Both Watters and Greenberg manage to provide more thoroughgoing criticism of the problems than detailed solutions to address them. At times Watters seems to simply accept cultural relativism. Greenberg comes closer by trying to construct alternative ways of conceptualising depression in a social context where meaning is key. In doing so he refers briefly to Peter Sedgwick, a psychologist and writer associated with International Socialism journal, who tragically died 30 years ago. Sedgwick developed a double critique in the 1970s—of psychiatry and of the “anti-psychiatry” ideas of thinkers like Goffman, Szasz, Laing and Foucault.

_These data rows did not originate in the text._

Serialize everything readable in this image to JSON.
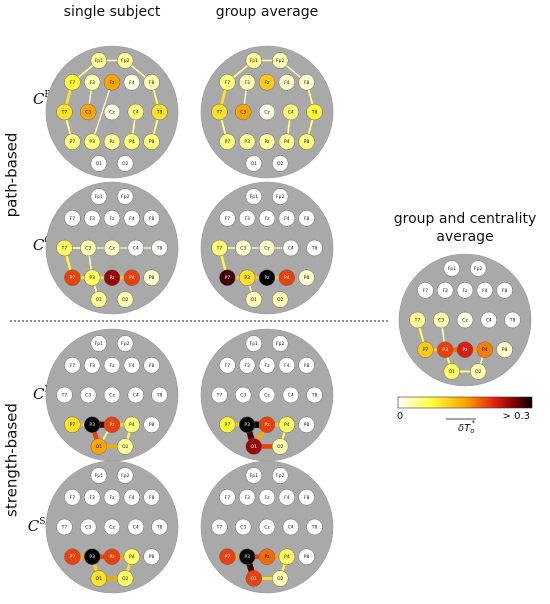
{
  "headers": [
    "single subject",
    "group average"
  ],
  "groups": [
    "path-based",
    "strength-based"
  ],
  "rows": [
    {
      "base": "C",
      "sup": "B"
    },
    {
      "base": "C",
      "sup": "C"
    },
    {
      "base": "C",
      "sup": "E"
    },
    {
      "base": "C",
      "sup": "S/N"
    }
  ],
  "average_title": [
    "group and centrality",
    "average"
  ],
  "colorbar": {
    "min_label": "0",
    "max_label": "> 0.3",
    "label": {
      "base": "δT",
      "sub": "o",
      "sup": "*"
    }
  },
  "electrodes": [
    "Fp1",
    "Fp2",
    "F7",
    "F3",
    "Fz",
    "F4",
    "F8",
    "T7",
    "C3",
    "Cz",
    "C4",
    "T8",
    "P7",
    "P3",
    "Pz",
    "P4",
    "P8",
    "O1",
    "O2"
  ],
  "panels": [
    {
      "node_values": [
        0.04,
        0.04,
        0.08,
        0.03,
        0.15,
        0.01,
        0.03,
        0.1,
        0.15,
        0.01,
        0.05,
        0.1,
        0.05,
        0.05,
        0.04,
        0.05,
        0.05,
        0,
        0
      ],
      "edges": [
        {
          "from": "F7",
          "to": "T7",
          "value": 0.1
        },
        {
          "from": "F7",
          "to": "Fp1",
          "value": 0.04
        },
        {
          "from": "Fp1",
          "to": "Fp2",
          "value": 0.03
        },
        {
          "from": "Fp2",
          "to": "F8",
          "value": 0.03
        },
        {
          "from": "F8",
          "to": "T8",
          "value": 0.05
        },
        {
          "from": "T8",
          "to": "P8",
          "value": 0.05
        },
        {
          "from": "T7",
          "to": "P7",
          "value": 0.05
        },
        {
          "from": "F3",
          "to": "C3",
          "value": 0.02
        },
        {
          "from": "C4",
          "to": "P4",
          "value": 0.04
        },
        {
          "from": "Fz",
          "to": "P3",
          "value": 0.02
        }
      ]
    },
    {
      "node_values": [
        0.04,
        0.03,
        0.05,
        0.03,
        0.12,
        0.02,
        0.02,
        0.1,
        0.15,
        0.01,
        0.05,
        0.08,
        0.05,
        0.04,
        0.04,
        0.04,
        0.05,
        0,
        0
      ],
      "edges": [
        {
          "from": "F7",
          "to": "T7",
          "value": 0.1
        },
        {
          "from": "F7",
          "to": "Fp1",
          "value": 0.04
        },
        {
          "from": "Fp1",
          "to": "Fp2",
          "value": 0.03
        },
        {
          "from": "Fp2",
          "to": "F8",
          "value": 0.02
        },
        {
          "from": "F8",
          "to": "T8",
          "value": 0.05
        },
        {
          "from": "T8",
          "to": "P8",
          "value": 0.05
        },
        {
          "from": "T7",
          "to": "P7",
          "value": 0.05
        },
        {
          "from": "F3",
          "to": "C3",
          "value": 0.02
        },
        {
          "from": "C4",
          "to": "P4",
          "value": 0.04
        }
      ]
    },
    {
      "node_values": [
        0,
        0,
        0,
        0,
        0,
        0,
        0,
        0.06,
        0.03,
        0.02,
        0,
        0,
        0.2,
        0.06,
        0.25,
        0.2,
        0.02,
        0.04,
        0.03
      ],
      "edges": [
        {
          "from": "T7",
          "to": "P7",
          "value": 0.08
        },
        {
          "from": "P7",
          "to": "P3",
          "value": 0.1
        },
        {
          "from": "P3",
          "to": "Pz",
          "value": 0.1
        },
        {
          "from": "Pz",
          "to": "P4",
          "value": 0.12
        },
        {
          "from": "P3",
          "to": "O1",
          "value": 0.04
        },
        {
          "from": "C3",
          "to": "P3",
          "value": 0.03
        },
        {
          "from": "T7",
          "to": "C3",
          "value": 0.03
        },
        {
          "from": "C3",
          "to": "T8",
          "value": 0.02
        }
      ]
    },
    {
      "node_values": [
        0,
        0,
        0,
        0,
        0,
        0,
        0,
        0.05,
        0.02,
        0.02,
        0,
        0,
        0.28,
        0.1,
        0.3,
        0.2,
        0.02,
        0.03,
        0.03
      ],
      "edges": [
        {
          "from": "T7",
          "to": "P7",
          "value": 0.08
        },
        {
          "from": "P7",
          "to": "P3",
          "value": 0.12
        },
        {
          "from": "P3",
          "to": "Pz",
          "value": 0.12
        },
        {
          "from": "Pz",
          "to": "P4",
          "value": 0.12
        },
        {
          "from": "P3",
          "to": "O1",
          "value": 0.03
        },
        {
          "from": "T7",
          "to": "C3",
          "value": 0.03
        },
        {
          "from": "C3",
          "to": "C4",
          "value": 0.02
        }
      ]
    },
    {
      "node_values": [
        0,
        0,
        0,
        0,
        0,
        0,
        0,
        0,
        0,
        0,
        0,
        0,
        0.1,
        0.3,
        0.2,
        0.05,
        0,
        0.15,
        0.04
      ],
      "edges": [
        {
          "from": "P7",
          "to": "P3",
          "value": 0.12
        },
        {
          "from": "P3",
          "to": "Pz",
          "value": 0.28
        },
        {
          "from": "Pz",
          "to": "P4",
          "value": 0.1
        },
        {
          "from": "P3",
          "to": "O1",
          "value": 0.2
        },
        {
          "from": "O1",
          "to": "O2",
          "value": 0.15
        },
        {
          "from": "P4",
          "to": "O2",
          "value": 0.08
        },
        {
          "from": "Pz",
          "to": "O1",
          "value": 0.05
        }
      ]
    },
    {
      "node_values": [
        0,
        0,
        0,
        0,
        0,
        0,
        0,
        0,
        0,
        0,
        0,
        0,
        0.08,
        0.3,
        0.2,
        0.06,
        0,
        0.25,
        0.03
      ],
      "edges": [
        {
          "from": "P7",
          "to": "P3",
          "value": 0.12
        },
        {
          "from": "P3",
          "to": "Pz",
          "value": 0.3
        },
        {
          "from": "Pz",
          "to": "P4",
          "value": 0.12
        },
        {
          "from": "P3",
          "to": "O1",
          "value": 0.28
        },
        {
          "from": "O1",
          "to": "O2",
          "value": 0.2
        },
        {
          "from": "P4",
          "to": "O2",
          "value": 0.06
        },
        {
          "from": "Pz",
          "to": "O1",
          "value": 0.15
        }
      ]
    },
    {
      "node_values": [
        0,
        0,
        0,
        0,
        0,
        0,
        0,
        0,
        0,
        0,
        0,
        0,
        0.2,
        0.3,
        0.2,
        0.06,
        0,
        0.1,
        0.06
      ],
      "edges": [
        {
          "from": "P7",
          "to": "P3",
          "value": 0.15
        },
        {
          "from": "P3",
          "to": "Pz",
          "value": 0.2
        },
        {
          "from": "Pz",
          "to": "P4",
          "value": 0.15
        },
        {
          "from": "P3",
          "to": "O1",
          "value": 0.12
        },
        {
          "from": "O1",
          "to": "O2",
          "value": 0.15
        },
        {
          "from": "P4",
          "to": "O2",
          "value": 0.1
        }
      ]
    },
    {
      "node_values": [
        0,
        0,
        0,
        0,
        0,
        0,
        0,
        0,
        0,
        0,
        0,
        0,
        0.2,
        0.3,
        0.18,
        0.06,
        0,
        0.2,
        0.03
      ],
      "edges": [
        {
          "from": "P7",
          "to": "P3",
          "value": 0.15
        },
        {
          "from": "P3",
          "to": "Pz",
          "value": 0.2
        },
        {
          "from": "Pz",
          "to": "P4",
          "value": 0.15
        },
        {
          "from": "P3",
          "to": "O1",
          "value": 0.28
        },
        {
          "from": "O1",
          "to": "O2",
          "value": 0.1
        },
        {
          "from": "P4",
          "to": "O2",
          "value": 0.08
        }
      ]
    },
    {
      "node_values": [
        0,
        0,
        0,
        0,
        0,
        0,
        0,
        0.04,
        0.03,
        0.01,
        0,
        0,
        0.12,
        0.2,
        0.22,
        0.17,
        0.02,
        0.06,
        0.03
      ],
      "edges": [
        {
          "from": "T7",
          "to": "P7",
          "value": 0.06
        },
        {
          "from": "P7",
          "to": "P3",
          "value": 0.12
        },
        {
          "from": "P3",
          "to": "Pz",
          "value": 0.18
        },
        {
          "from": "Pz",
          "to": "P4",
          "value": 0.15
        },
        {
          "from": "P3",
          "to": "O1",
          "value": 0.06
        },
        {
          "from": "O1",
          "to": "O2",
          "value": 0.05
        },
        {
          "from": "P4",
          "to": "O2",
          "value": 0.04
        },
        {
          "from": "C3",
          "to": "P3",
          "value": 0.03
        }
      ]
    }
  ]
}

The anti-psychiatrists had correctly rejected psychiatry’s narrow “scientific positivism”, the idea that science can proceed without the intrusion of human values. But their attack on mental illness as a social construction was one-sided because they didn’t examine the social construction of health and illness in general.

Sedgwick’s approach highlighted social conflicts over what are and aren’t illnesses—and over what should be done about them—refusing to rob them of their social meaning by forcing them into some “value-free” realm of science. This spoke to the necessity of overcoming false divisions between patients and health workers in a political struggle for better care. In Psychopolitics, he argued that: “Without the concept of illness—including that of mental illness since to exclude it would constitute the crudest dualism—we shall be unable to make demands on the health service facilities of the society we live in” (p40).

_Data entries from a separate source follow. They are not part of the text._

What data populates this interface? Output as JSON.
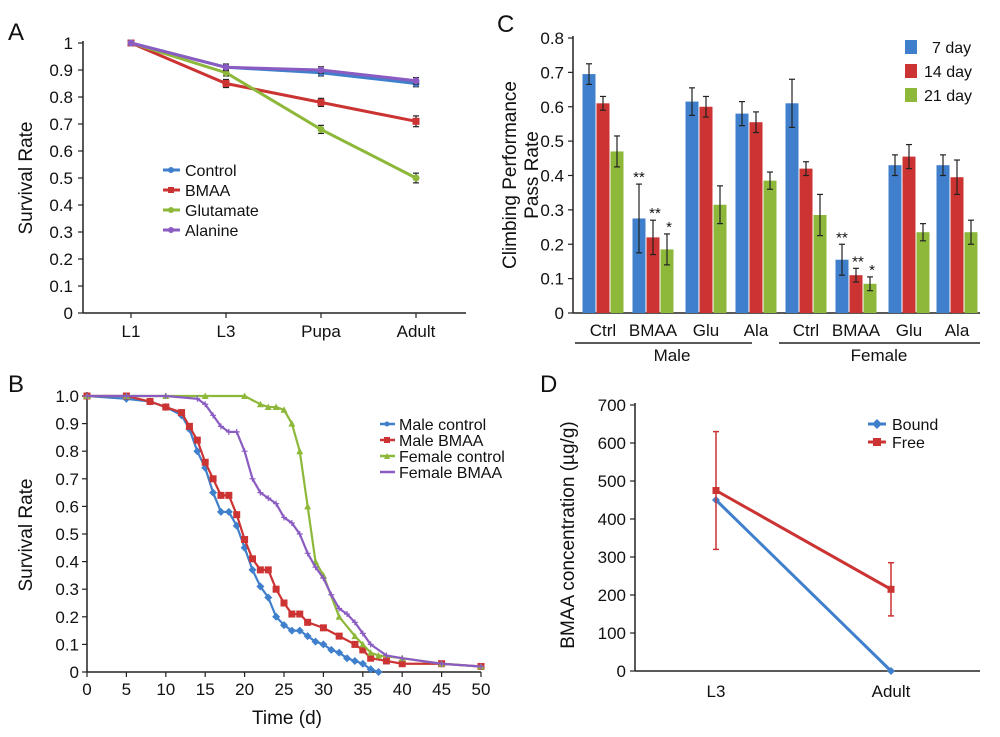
{
  "colors": {
    "blue": "#3f7fcc",
    "red": "#cc3333",
    "green": "#8db83a",
    "purple": "#8a5cc2"
  },
  "chart_data": [
    {
      "panel": "A",
      "type": "line",
      "categories": [
        "L1",
        "L3",
        "Pupa",
        "Adult"
      ],
      "ylabel": "Survival Rate",
      "ylim": [
        0,
        1
      ],
      "yticks": [
        "0",
        "0.1",
        "0.2",
        "0.3",
        "0.4",
        "0.5",
        "0.6",
        "0.7",
        "0.8",
        "0.9",
        "1"
      ],
      "series": [
        {
          "name": "Control",
          "color": "#3f7fcc",
          "values": [
            1.0,
            0.91,
            0.89,
            0.85
          ],
          "err": [
            0.005,
            0.012,
            0.012,
            0.012
          ]
        },
        {
          "name": "BMAA",
          "color": "#cc3333",
          "values": [
            1.0,
            0.85,
            0.78,
            0.71
          ],
          "err": [
            0.005,
            0.015,
            0.015,
            0.02
          ]
        },
        {
          "name": "Glutamate",
          "color": "#8db83a",
          "values": [
            1.0,
            0.89,
            0.68,
            0.5
          ],
          "err": [
            0.005,
            0.012,
            0.015,
            0.018
          ]
        },
        {
          "name": "Alanine",
          "color": "#8a5cc2",
          "values": [
            1.0,
            0.91,
            0.9,
            0.86
          ],
          "err": [
            0.005,
            0.012,
            0.012,
            0.012
          ]
        }
      ]
    },
    {
      "panel": "B",
      "type": "line",
      "xlabel": "Time (d)",
      "ylabel": "Survival Rate",
      "xlim": [
        0,
        50
      ],
      "ylim": [
        0,
        1
      ],
      "xticks": [
        "0",
        "5",
        "10",
        "15",
        "20",
        "25",
        "30",
        "35",
        "40",
        "45",
        "50"
      ],
      "yticks": [
        "0",
        "0.1",
        "0.2",
        "0.3",
        "0.4",
        "0.5",
        "0.6",
        "0.7",
        "0.8",
        "0.9",
        "1.0"
      ],
      "series": [
        {
          "name": "Male control",
          "color": "#3f7fcc",
          "x": [
            0,
            5,
            8,
            10,
            12,
            13,
            14,
            15,
            16,
            17,
            18,
            19,
            20,
            21,
            22,
            23,
            24,
            25,
            26,
            27,
            28,
            29,
            30,
            31,
            32,
            33,
            34,
            35,
            36,
            37
          ],
          "y": [
            1.0,
            0.99,
            0.98,
            0.96,
            0.93,
            0.88,
            0.8,
            0.74,
            0.65,
            0.58,
            0.58,
            0.53,
            0.45,
            0.37,
            0.31,
            0.27,
            0.2,
            0.17,
            0.15,
            0.15,
            0.13,
            0.11,
            0.1,
            0.08,
            0.07,
            0.05,
            0.04,
            0.03,
            0.01,
            0
          ]
        },
        {
          "name": "Male BMAA",
          "color": "#cc3333",
          "x": [
            0,
            5,
            8,
            10,
            12,
            13,
            14,
            15,
            16,
            17,
            18,
            19,
            20,
            21,
            22,
            23,
            24,
            25,
            26,
            27,
            28,
            30,
            32,
            34,
            35,
            36,
            38,
            40,
            45,
            50
          ],
          "y": [
            1.0,
            1.0,
            0.98,
            0.96,
            0.94,
            0.89,
            0.84,
            0.76,
            0.7,
            0.64,
            0.64,
            0.57,
            0.48,
            0.41,
            0.37,
            0.37,
            0.3,
            0.25,
            0.21,
            0.21,
            0.18,
            0.16,
            0.13,
            0.1,
            0.08,
            0.05,
            0.04,
            0.03,
            0.03,
            0.02
          ]
        },
        {
          "name": "Female control",
          "color": "#8db83a",
          "x": [
            0,
            5,
            10,
            15,
            20,
            22,
            23,
            24,
            25,
            26,
            27,
            28,
            29,
            30,
            32,
            34,
            35,
            36,
            37,
            40,
            45,
            50
          ],
          "y": [
            1.0,
            1.0,
            1.0,
            1.0,
            1.0,
            0.97,
            0.96,
            0.96,
            0.95,
            0.9,
            0.8,
            0.6,
            0.4,
            0.35,
            0.2,
            0.13,
            0.1,
            0.07,
            0.06,
            0.05,
            0.03,
            0.02
          ]
        },
        {
          "name": "Female BMAA",
          "color": "#8a5cc2",
          "x": [
            0,
            5,
            10,
            14,
            15,
            16,
            17,
            18,
            19,
            20,
            21,
            22,
            23,
            24,
            25,
            26,
            27,
            28,
            29,
            30,
            31,
            32,
            33,
            34,
            35,
            36,
            38,
            40,
            45,
            50
          ],
          "y": [
            1.0,
            1.0,
            1.0,
            0.99,
            0.97,
            0.93,
            0.89,
            0.87,
            0.87,
            0.8,
            0.7,
            0.65,
            0.63,
            0.61,
            0.56,
            0.54,
            0.5,
            0.43,
            0.38,
            0.34,
            0.28,
            0.23,
            0.21,
            0.18,
            0.14,
            0.1,
            0.06,
            0.05,
            0.03,
            0.02
          ]
        }
      ]
    },
    {
      "panel": "C",
      "type": "bar",
      "ylabel": "Climbing Performance\nPass Rate",
      "ylim": [
        0,
        0.8
      ],
      "yticks": [
        "0",
        "0.1",
        "0.2",
        "0.3",
        "0.4",
        "0.5",
        "0.6",
        "0.7",
        "0.8"
      ],
      "categories": [
        "Ctrl",
        "BMAA",
        "Glu",
        "Ala",
        "Ctrl",
        "BMAA",
        "Glu",
        "Ala"
      ],
      "groups": [
        "Male",
        "Female"
      ],
      "series": [
        {
          "name": "7 day",
          "color": "#3f7fcc",
          "values": [
            0.695,
            0.275,
            0.615,
            0.58,
            0.61,
            0.155,
            0.43,
            0.43
          ],
          "err": [
            0.03,
            0.1,
            0.04,
            0.035,
            0.07,
            0.045,
            0.03,
            0.03
          ]
        },
        {
          "name": "14 day",
          "color": "#cc3333",
          "values": [
            0.61,
            0.22,
            0.6,
            0.555,
            0.42,
            0.11,
            0.455,
            0.395
          ],
          "err": [
            0.02,
            0.05,
            0.03,
            0.03,
            0.02,
            0.02,
            0.035,
            0.05
          ]
        },
        {
          "name": "21 day",
          "color": "#8db83a",
          "values": [
            0.47,
            0.185,
            0.315,
            0.385,
            0.285,
            0.085,
            0.235,
            0.235
          ],
          "err": [
            0.045,
            0.045,
            0.055,
            0.025,
            0.06,
            0.02,
            0.025,
            0.035
          ]
        }
      ],
      "annotations": [
        [
          "**",
          "**",
          "*"
        ],
        [
          "**",
          "**",
          "*"
        ]
      ]
    },
    {
      "panel": "D",
      "type": "line",
      "categories": [
        "L3",
        "Adult"
      ],
      "ylabel": "BMAA concentration (µg/g)",
      "ylim": [
        0,
        700
      ],
      "yticks": [
        "0",
        "100",
        "200",
        "300",
        "400",
        "500",
        "600",
        "700"
      ],
      "series": [
        {
          "name": "Bound",
          "color": "#3f7fcc",
          "values": [
            450,
            0
          ],
          "err": [
            0,
            0
          ]
        },
        {
          "name": "Free",
          "color": "#cc3333",
          "values": [
            475,
            215
          ],
          "err": [
            155,
            70
          ]
        }
      ]
    }
  ]
}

Sedgwick therefore opposed widespread calls on the British left for the destruction of the mental health system (fed into by films like Ken Loach’s Family Life) and instead argued for “more and better mental hospitals, more and better doctors and nurses—at the expense of armaments and the profits of the rich”. Watters’s and Greenberg’s books, while not completing the political challenge set out by Sedgwick, nevertheless provide indispensable insights into psychiatry’s neoliberal phase that can be used in the service of a project Sedgwick would have endorsed—the battle to reshape mental health care as part of wider class struggles for social transformation.